Funds from the grants are going to Denver Health, the University of California at San Francisco and the Kaiser Foundation Research Institute.

The awards were announced and explained in a recent blog written by Cindy Branch, head of health literacy and cultural competence at AHRQ; Brent Sandmeyer, grants leader for healthcare affordability and transparency for the agency; and Arlene Bierman, MD, director of the Center for Evidence and Practice Improvement.

“There is growing recognition that optimizing individual and population health will require innovative approaches to integrating clinical care with social services and public health,” the AHRQ leaders note.

The goal of the program is to use data and analytics to identify vulnerable populations and work with physician practices and various social services, government entities and other organizations to help communities work together and align services to those who need them, Bierman explains.

For example, analytics may identify high-risk diabetics who live in a food desert with few grocery stores and are eating convenience foods, and find ways to increase the availability of better food.

Analytics also can help determine how a community can improve housing conditions and transportation needs, and data analysis can assist physicians in finding and making links to organizations that can help patients with various medical and social needs.

“The next step is to build evidence on what works and build a platform where data is linked, processed and used in a user-friendly way to help physicians and social services identify needs,” Bierman says.

Each of the three grantees will be responsible for developing specific programs.

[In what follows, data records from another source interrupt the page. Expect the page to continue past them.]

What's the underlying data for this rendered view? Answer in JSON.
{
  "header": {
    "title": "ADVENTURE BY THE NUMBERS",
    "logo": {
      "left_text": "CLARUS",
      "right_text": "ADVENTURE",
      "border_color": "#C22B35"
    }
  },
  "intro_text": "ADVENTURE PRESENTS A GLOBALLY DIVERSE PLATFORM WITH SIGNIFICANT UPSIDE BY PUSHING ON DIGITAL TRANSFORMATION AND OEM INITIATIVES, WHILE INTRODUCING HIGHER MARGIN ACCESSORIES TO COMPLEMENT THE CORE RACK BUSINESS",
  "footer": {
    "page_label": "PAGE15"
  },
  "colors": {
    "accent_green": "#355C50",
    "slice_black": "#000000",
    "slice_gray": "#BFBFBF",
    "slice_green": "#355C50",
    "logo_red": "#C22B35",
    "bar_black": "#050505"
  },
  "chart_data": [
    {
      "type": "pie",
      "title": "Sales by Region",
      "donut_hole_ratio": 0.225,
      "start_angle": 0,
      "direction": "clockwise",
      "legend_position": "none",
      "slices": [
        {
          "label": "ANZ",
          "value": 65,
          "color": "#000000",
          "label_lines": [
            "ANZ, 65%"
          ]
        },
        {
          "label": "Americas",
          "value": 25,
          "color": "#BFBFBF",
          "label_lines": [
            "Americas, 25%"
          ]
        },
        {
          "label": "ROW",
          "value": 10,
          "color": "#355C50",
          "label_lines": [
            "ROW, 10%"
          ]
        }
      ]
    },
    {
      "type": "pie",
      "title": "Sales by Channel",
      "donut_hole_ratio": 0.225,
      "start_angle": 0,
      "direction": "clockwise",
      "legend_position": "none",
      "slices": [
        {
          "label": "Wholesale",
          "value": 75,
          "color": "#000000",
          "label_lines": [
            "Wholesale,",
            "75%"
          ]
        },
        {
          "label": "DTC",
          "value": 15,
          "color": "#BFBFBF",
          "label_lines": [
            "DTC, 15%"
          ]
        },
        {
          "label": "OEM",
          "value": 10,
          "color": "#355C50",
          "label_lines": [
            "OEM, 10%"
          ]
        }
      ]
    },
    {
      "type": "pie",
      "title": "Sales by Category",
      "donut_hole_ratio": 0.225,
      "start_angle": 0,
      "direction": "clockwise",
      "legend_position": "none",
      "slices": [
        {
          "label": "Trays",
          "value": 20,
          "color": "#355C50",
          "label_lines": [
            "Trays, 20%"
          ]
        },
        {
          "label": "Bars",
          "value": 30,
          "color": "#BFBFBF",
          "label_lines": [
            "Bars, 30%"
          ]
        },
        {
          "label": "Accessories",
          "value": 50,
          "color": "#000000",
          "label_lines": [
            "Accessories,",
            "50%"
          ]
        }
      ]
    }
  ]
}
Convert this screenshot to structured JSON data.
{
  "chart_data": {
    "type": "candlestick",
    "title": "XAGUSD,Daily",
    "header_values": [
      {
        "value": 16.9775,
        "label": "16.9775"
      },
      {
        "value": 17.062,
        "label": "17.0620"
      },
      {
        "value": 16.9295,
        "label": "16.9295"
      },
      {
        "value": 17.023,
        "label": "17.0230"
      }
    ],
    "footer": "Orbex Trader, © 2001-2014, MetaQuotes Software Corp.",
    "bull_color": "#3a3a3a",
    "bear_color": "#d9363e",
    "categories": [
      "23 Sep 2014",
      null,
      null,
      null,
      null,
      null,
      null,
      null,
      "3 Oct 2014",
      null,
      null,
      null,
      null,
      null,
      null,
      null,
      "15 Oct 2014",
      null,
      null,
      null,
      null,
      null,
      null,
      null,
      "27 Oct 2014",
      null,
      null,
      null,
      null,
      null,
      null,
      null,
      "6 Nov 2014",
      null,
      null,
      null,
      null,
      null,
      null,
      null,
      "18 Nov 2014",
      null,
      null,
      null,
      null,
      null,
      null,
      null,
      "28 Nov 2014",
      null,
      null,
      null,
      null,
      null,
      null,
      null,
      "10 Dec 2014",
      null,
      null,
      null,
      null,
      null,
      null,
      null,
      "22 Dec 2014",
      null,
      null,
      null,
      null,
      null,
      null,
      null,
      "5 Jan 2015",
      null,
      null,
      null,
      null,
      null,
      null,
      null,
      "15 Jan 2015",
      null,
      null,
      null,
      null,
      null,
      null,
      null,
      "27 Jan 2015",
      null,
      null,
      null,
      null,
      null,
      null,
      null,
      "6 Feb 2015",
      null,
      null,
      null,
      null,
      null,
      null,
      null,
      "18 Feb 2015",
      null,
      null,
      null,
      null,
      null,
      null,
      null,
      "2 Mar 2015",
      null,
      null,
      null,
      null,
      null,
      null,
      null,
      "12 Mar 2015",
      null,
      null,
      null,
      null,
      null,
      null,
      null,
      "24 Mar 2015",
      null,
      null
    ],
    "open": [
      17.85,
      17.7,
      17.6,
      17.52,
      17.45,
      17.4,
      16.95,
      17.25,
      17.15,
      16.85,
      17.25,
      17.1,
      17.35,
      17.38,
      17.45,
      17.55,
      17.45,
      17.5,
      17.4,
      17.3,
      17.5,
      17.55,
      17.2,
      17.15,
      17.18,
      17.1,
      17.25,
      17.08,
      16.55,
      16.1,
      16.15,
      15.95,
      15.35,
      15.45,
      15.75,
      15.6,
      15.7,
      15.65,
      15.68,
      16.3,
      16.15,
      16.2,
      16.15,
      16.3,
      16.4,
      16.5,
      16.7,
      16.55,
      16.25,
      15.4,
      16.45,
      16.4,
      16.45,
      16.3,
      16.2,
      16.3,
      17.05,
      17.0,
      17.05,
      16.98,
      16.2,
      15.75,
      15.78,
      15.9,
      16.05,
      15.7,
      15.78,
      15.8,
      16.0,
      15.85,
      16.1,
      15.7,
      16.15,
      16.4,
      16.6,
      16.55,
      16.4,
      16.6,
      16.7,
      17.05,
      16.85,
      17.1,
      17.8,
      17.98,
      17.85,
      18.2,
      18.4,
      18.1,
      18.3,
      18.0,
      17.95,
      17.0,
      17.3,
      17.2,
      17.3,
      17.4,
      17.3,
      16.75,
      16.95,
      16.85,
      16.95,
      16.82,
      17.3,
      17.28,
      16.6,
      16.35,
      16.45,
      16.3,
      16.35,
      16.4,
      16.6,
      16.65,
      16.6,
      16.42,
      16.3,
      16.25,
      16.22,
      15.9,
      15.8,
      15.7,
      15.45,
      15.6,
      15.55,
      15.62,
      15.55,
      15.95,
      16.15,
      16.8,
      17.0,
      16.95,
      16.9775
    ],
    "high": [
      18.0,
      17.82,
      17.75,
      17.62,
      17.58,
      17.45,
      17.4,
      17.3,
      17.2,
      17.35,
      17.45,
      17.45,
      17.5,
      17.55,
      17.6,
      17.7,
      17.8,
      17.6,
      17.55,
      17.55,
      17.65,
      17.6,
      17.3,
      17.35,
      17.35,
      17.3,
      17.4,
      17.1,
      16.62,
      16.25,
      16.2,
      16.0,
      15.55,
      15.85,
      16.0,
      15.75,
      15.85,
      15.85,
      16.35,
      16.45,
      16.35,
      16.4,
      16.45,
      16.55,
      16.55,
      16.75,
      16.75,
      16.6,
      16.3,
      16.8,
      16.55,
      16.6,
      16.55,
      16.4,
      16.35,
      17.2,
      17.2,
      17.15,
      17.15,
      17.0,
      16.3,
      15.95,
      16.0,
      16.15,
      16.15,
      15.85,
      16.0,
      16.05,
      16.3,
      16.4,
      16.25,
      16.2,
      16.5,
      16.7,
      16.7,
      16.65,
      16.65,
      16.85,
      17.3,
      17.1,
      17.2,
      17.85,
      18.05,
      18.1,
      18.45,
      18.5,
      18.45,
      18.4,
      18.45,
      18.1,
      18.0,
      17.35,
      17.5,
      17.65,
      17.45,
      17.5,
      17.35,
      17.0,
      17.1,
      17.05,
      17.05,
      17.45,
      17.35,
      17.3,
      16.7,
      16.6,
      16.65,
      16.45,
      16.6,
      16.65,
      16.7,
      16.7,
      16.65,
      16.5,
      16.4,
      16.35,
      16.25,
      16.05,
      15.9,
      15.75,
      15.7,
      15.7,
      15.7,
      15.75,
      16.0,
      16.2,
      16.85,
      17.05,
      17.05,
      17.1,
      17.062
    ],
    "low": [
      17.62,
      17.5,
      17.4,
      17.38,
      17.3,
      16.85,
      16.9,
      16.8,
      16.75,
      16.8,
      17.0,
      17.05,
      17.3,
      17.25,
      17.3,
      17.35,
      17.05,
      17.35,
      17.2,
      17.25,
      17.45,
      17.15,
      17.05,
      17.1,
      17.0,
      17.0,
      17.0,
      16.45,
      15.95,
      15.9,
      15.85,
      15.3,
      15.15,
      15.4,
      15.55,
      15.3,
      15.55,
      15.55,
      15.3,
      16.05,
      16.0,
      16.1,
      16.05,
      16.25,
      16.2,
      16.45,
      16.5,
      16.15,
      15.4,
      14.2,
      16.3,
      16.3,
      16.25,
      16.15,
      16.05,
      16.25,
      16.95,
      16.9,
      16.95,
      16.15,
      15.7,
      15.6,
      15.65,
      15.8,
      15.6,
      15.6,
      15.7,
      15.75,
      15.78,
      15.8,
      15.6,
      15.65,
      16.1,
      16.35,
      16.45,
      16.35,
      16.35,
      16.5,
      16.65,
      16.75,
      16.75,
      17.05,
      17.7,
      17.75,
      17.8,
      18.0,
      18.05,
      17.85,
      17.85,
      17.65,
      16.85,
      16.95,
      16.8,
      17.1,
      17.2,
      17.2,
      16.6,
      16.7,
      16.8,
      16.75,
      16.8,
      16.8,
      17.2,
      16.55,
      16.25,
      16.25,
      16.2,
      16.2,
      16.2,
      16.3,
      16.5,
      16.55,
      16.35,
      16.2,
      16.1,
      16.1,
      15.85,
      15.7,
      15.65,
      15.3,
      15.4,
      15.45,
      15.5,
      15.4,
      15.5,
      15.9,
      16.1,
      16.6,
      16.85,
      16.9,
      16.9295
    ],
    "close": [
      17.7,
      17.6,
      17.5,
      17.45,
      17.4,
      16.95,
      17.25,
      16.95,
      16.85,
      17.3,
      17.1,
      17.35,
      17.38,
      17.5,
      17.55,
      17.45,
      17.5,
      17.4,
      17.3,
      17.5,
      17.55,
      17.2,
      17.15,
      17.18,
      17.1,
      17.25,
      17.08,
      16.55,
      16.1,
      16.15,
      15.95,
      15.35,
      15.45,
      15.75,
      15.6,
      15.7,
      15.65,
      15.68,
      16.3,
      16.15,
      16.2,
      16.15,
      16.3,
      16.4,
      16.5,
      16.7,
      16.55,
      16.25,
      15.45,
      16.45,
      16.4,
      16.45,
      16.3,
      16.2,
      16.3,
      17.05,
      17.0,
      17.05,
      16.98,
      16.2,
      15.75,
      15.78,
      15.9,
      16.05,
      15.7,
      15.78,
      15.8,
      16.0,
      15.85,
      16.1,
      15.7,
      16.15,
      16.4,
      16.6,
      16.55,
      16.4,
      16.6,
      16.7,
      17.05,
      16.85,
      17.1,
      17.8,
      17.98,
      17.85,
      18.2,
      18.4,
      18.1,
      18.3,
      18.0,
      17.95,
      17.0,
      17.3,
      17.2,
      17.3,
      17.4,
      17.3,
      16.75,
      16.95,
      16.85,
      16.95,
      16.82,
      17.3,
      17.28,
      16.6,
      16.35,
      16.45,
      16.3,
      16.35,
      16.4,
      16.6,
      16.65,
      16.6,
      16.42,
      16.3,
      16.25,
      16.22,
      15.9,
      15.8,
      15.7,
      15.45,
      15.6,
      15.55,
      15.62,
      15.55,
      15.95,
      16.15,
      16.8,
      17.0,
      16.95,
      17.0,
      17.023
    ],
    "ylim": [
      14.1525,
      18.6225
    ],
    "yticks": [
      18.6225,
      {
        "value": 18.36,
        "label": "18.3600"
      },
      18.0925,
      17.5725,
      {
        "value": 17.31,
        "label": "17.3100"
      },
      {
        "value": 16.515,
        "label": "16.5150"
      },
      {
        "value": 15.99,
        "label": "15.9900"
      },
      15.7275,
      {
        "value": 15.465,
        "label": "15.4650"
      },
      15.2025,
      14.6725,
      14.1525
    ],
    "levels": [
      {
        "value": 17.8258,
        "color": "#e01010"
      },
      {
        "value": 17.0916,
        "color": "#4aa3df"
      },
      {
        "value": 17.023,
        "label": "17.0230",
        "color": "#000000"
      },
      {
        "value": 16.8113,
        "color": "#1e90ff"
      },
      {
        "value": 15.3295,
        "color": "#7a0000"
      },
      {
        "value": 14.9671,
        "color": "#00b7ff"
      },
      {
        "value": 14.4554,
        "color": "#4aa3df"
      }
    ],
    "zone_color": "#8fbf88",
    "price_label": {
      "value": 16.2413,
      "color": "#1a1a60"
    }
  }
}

The University of California, for example, has partnered with a network in San Diego to develop, refine and deploy integrated health and social risk dashboards for use in chronic disease-related patient care, population health management and community management to facilitate bidirectional referrals between health and social service providers.

Denver Health is building a safety net program to develop electronic health record-accessible tools that integrate health, correctional and social services data, along with workflows, to create tools that make a risk profile and specific needs available to a care team and care coordinators at the point of care.

Kaiser’s program focuses on care system analytics to support primary care patients with complex medical and social needs. The effort will use advanced data analytical techniques to identify patients with multiple chronic conditions who have potentially actionable social barriers to effective care. A social needs dashboard will help primary care teams prioritize patients with complex medical needs for specific interventions to address unmet social needs.

“Together, these grants will target AHRQ priorities of opioids/substance use disorders, cardiovascular disease risk, and multiple chronic conditions,” Bierman says. “The innovations will be implemented in diverse settings—a safety net health system, Federally Qualified Health Centers and a large geographically diverse integrated health system.

“AHRQ expects these projects to exert a powerful and sustained influence by harnessing the power of data to improve individual and community health among those at greatest risk for preventable adverse health outcomes from chronic conditions via 360-degree care that meets physical, behavioral and social service needs.”